Robin, who has been hiding from Ted the fact that she likes guns, takes Marshall to a firing range, which cheers him up a little. However, his good mood is short-lived when he finds one of Lily's credit card bills in the mail. Barney tells Marshall to look at her online credit card bills to see more recent charges, and Marshall discovers charges for a hotel in New York. Despite Ted's best efforts, Marshall calls the hotel, and a man, presumably her new boyfriend, answers the phone in Lily's room. Marshall decides to go to the hotel to beg Lily to take him back. Still, Ted finally loses patience and yells at him that he is pathetic and has spent too much time wallowing in self-pity and that going to Lily in his current state will ruin any chance he has of ever getting back together with her. Marshall agrees not to go to the hotel, and Ted and Robin leave for a romantic weekend after persuading Barney to look after Marshall. Ted calls Barney to see how Marshall is doing, but Barney, having taken Marshall to another strip club, realizes that Marshall is gone. Ted and Robin turn around and head to the hotel.

At the hotel bar, Ted finds Marshall, who reveals that he already went to Lily’s room and punched the man who answered the phone. It is later revealed that the man was not Lily’s boyfriend but a criminal who had stolen her credit card and was arrested for multiple counts of identity theft.

Although relieved that Lily does not have a new partner, Marshall is crushed to learn that the last connection he believed he had to her was false. Ted reminds Marshall of their college years before Lily entered his life and encourages him not to let the breakup define him.

However, one week later (two months after his breakup with Lily), Robin and Ted wake up one Sunday morning to find Marshall making the pancakes Lily used to make, thus taking the first big step to learning to live without her.
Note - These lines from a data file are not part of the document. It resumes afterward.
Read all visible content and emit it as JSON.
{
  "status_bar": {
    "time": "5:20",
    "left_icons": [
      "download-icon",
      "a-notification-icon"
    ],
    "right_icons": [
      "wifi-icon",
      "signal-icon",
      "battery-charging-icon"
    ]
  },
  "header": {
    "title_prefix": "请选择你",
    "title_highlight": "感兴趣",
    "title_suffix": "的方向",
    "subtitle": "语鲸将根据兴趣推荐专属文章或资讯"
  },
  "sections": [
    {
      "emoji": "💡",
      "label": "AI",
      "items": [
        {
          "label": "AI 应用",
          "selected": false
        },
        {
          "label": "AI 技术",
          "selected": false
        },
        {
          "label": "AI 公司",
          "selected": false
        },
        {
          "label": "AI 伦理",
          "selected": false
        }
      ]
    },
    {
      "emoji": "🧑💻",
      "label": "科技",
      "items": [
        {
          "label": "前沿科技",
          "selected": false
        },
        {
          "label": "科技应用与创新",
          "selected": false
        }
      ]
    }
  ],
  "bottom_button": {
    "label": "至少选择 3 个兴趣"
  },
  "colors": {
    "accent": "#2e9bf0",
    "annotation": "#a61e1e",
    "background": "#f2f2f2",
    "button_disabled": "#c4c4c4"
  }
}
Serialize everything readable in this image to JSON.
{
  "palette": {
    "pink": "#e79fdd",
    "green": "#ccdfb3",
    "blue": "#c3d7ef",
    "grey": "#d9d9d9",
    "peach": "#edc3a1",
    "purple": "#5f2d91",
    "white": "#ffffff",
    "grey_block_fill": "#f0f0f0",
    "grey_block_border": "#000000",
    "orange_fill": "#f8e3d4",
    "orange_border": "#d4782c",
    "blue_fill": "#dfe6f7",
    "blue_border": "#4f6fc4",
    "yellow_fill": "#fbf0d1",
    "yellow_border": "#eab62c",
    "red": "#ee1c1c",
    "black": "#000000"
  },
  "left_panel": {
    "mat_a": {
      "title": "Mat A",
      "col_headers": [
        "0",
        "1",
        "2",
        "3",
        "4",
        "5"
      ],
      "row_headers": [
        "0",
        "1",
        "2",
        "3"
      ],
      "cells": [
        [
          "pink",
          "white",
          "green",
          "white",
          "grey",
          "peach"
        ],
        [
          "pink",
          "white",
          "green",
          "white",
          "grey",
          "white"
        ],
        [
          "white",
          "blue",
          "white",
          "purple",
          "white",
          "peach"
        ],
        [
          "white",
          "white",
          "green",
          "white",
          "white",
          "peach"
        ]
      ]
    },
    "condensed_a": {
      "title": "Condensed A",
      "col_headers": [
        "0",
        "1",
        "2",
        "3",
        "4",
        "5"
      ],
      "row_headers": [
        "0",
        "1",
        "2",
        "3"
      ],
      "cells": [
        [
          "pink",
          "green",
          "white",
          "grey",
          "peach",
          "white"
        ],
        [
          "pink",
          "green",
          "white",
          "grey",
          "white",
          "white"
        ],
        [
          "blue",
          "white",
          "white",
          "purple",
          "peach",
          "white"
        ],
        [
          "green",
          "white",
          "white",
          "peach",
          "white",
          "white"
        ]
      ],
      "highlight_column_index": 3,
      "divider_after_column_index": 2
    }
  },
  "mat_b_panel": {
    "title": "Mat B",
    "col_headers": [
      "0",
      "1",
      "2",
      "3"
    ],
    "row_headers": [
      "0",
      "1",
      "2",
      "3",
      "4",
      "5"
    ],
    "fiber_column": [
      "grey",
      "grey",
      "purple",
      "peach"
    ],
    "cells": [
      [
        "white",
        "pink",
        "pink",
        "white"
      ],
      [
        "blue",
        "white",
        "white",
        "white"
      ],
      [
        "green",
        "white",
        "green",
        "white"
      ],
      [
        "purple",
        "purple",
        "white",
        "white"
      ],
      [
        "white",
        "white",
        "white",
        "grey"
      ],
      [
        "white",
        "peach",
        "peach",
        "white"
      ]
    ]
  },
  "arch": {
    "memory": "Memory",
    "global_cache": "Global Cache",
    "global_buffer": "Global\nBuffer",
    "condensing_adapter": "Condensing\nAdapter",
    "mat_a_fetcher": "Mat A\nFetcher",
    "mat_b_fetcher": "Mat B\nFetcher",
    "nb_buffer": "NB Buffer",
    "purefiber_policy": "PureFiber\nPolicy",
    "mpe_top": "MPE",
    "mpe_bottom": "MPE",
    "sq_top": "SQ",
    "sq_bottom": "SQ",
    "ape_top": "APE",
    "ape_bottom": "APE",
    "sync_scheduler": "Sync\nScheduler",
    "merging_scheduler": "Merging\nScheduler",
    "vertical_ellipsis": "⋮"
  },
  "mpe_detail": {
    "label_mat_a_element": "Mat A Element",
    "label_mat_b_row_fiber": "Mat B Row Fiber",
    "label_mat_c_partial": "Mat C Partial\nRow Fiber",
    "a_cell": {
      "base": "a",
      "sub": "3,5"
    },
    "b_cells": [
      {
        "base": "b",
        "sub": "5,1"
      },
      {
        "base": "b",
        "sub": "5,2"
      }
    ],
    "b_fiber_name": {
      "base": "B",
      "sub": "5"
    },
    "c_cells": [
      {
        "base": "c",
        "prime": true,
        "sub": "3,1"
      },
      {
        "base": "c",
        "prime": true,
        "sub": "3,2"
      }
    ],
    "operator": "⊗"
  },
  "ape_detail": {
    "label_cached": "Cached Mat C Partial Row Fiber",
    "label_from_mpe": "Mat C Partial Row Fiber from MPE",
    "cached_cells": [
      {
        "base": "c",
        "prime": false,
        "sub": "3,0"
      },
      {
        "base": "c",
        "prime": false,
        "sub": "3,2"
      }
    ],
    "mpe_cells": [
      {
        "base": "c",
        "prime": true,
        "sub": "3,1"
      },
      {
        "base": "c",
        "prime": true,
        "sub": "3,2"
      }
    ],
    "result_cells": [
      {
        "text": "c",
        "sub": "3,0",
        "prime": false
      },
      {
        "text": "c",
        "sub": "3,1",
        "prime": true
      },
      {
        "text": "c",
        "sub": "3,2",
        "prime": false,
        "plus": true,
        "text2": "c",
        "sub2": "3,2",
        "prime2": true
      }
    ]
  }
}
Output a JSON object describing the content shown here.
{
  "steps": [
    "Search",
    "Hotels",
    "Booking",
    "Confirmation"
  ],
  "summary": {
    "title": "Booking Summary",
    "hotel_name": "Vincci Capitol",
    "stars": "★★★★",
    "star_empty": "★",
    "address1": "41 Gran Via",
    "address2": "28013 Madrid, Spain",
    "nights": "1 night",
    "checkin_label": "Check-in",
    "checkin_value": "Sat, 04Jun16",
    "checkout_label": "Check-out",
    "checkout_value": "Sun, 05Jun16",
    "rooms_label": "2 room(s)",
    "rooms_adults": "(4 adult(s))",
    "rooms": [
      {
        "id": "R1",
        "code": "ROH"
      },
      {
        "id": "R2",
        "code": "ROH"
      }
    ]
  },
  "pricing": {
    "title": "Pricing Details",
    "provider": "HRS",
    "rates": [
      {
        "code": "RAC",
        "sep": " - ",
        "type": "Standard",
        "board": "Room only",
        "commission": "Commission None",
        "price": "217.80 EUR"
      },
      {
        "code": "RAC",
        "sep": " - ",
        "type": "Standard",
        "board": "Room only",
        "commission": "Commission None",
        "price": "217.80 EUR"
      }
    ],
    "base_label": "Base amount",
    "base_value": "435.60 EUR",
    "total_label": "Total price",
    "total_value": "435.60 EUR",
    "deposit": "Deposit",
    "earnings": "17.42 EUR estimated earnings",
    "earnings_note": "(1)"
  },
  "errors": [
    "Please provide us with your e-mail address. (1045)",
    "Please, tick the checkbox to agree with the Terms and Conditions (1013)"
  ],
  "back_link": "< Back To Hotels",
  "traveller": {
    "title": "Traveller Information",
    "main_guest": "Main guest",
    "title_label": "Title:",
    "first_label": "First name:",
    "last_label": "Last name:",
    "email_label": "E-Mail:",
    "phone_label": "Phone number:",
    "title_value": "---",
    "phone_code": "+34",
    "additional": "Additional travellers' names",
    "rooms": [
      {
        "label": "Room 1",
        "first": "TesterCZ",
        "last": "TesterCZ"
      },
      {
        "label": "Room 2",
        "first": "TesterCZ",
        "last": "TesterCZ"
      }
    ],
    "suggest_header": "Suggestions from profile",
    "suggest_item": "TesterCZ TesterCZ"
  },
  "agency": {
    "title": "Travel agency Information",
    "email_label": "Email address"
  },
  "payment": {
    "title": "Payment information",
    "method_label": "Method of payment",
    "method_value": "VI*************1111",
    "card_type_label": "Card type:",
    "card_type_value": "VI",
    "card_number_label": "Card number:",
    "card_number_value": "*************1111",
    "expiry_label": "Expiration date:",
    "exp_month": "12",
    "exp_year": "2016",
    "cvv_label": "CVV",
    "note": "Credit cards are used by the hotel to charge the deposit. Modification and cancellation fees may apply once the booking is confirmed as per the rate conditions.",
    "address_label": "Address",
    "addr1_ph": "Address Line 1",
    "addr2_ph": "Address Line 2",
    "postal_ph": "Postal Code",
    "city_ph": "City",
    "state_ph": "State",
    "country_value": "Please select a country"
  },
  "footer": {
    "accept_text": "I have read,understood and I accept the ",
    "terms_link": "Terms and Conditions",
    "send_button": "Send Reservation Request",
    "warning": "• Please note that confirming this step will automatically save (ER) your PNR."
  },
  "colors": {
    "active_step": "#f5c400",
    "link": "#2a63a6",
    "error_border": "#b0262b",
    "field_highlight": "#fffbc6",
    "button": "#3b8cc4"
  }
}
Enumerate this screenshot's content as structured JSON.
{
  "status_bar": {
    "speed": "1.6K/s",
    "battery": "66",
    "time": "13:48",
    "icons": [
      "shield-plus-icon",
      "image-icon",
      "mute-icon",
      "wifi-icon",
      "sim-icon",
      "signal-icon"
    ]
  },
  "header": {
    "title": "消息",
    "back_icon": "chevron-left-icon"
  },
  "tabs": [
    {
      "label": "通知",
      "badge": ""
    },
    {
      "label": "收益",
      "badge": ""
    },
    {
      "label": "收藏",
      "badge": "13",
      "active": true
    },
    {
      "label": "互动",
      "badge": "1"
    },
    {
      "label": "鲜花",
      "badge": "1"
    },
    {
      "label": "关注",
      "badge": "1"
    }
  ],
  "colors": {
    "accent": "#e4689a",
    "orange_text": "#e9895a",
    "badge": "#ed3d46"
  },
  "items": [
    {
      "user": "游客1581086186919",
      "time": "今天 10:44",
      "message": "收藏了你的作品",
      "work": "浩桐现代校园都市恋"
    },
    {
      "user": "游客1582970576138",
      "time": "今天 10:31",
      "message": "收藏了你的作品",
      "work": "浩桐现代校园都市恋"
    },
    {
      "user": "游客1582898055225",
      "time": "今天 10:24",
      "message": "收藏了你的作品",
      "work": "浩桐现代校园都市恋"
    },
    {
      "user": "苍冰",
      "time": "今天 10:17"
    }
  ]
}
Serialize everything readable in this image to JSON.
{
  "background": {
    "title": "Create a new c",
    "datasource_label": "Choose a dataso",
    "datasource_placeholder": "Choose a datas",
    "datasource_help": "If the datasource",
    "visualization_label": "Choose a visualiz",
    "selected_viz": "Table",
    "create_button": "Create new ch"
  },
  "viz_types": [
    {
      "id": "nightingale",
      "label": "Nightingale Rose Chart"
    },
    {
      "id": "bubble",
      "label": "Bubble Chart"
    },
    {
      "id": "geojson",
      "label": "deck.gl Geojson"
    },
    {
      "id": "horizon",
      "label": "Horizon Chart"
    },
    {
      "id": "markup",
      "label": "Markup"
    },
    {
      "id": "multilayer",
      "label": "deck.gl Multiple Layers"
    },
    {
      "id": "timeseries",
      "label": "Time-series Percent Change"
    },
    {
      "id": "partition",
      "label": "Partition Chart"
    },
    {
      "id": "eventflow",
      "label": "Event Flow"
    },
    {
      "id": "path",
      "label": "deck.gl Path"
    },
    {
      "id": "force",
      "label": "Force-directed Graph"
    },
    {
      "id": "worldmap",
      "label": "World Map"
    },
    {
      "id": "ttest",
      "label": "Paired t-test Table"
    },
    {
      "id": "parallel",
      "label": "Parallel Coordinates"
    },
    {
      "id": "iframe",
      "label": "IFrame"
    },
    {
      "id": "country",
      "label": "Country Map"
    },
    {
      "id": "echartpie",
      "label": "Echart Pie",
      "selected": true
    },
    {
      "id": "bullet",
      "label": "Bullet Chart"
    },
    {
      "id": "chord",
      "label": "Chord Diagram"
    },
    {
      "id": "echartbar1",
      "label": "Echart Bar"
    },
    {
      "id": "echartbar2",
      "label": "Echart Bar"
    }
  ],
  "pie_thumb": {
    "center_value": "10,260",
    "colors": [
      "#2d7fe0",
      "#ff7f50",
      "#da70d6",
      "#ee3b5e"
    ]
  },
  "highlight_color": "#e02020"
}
As Marshall begins going out again, Lily appears at MacLaren's one night. She sees her friends having drinks and considers going in, but despondently leaves unnoticed after seeing how happy Marshall is without her.

==Critical response==

The episode received generally positive reviews from television critics. Joel Keller of TV Squad described the episode as a “very strong opening to the season,” suggesting that the series showed potential to become “a monster hit” with minor improvements. Keller praised the emotional weight of Marshall’s storyline and the balance between comedy and character development.

Brian Zoromski of IGN gave the episode a positive review, highlighting Jason Segel performance as Marshall and noting that the episode successfully blended heartbreak with humor. Zoromski commented that the premiere demonstrated stronger emotional storytelling compared to much of the first season.

== Themes and character development ==
The episode “Where Were We?” explores grief and heartbreak after a long-term relationship, emotional dependency, and the difficulty of change. Marshall’s arc represents the first stage of personal growth after loss, while Ted’s confrontation shows a shift in their friendship dynamic. Lily’s silent return at the end establishes tension that continues throughout the season.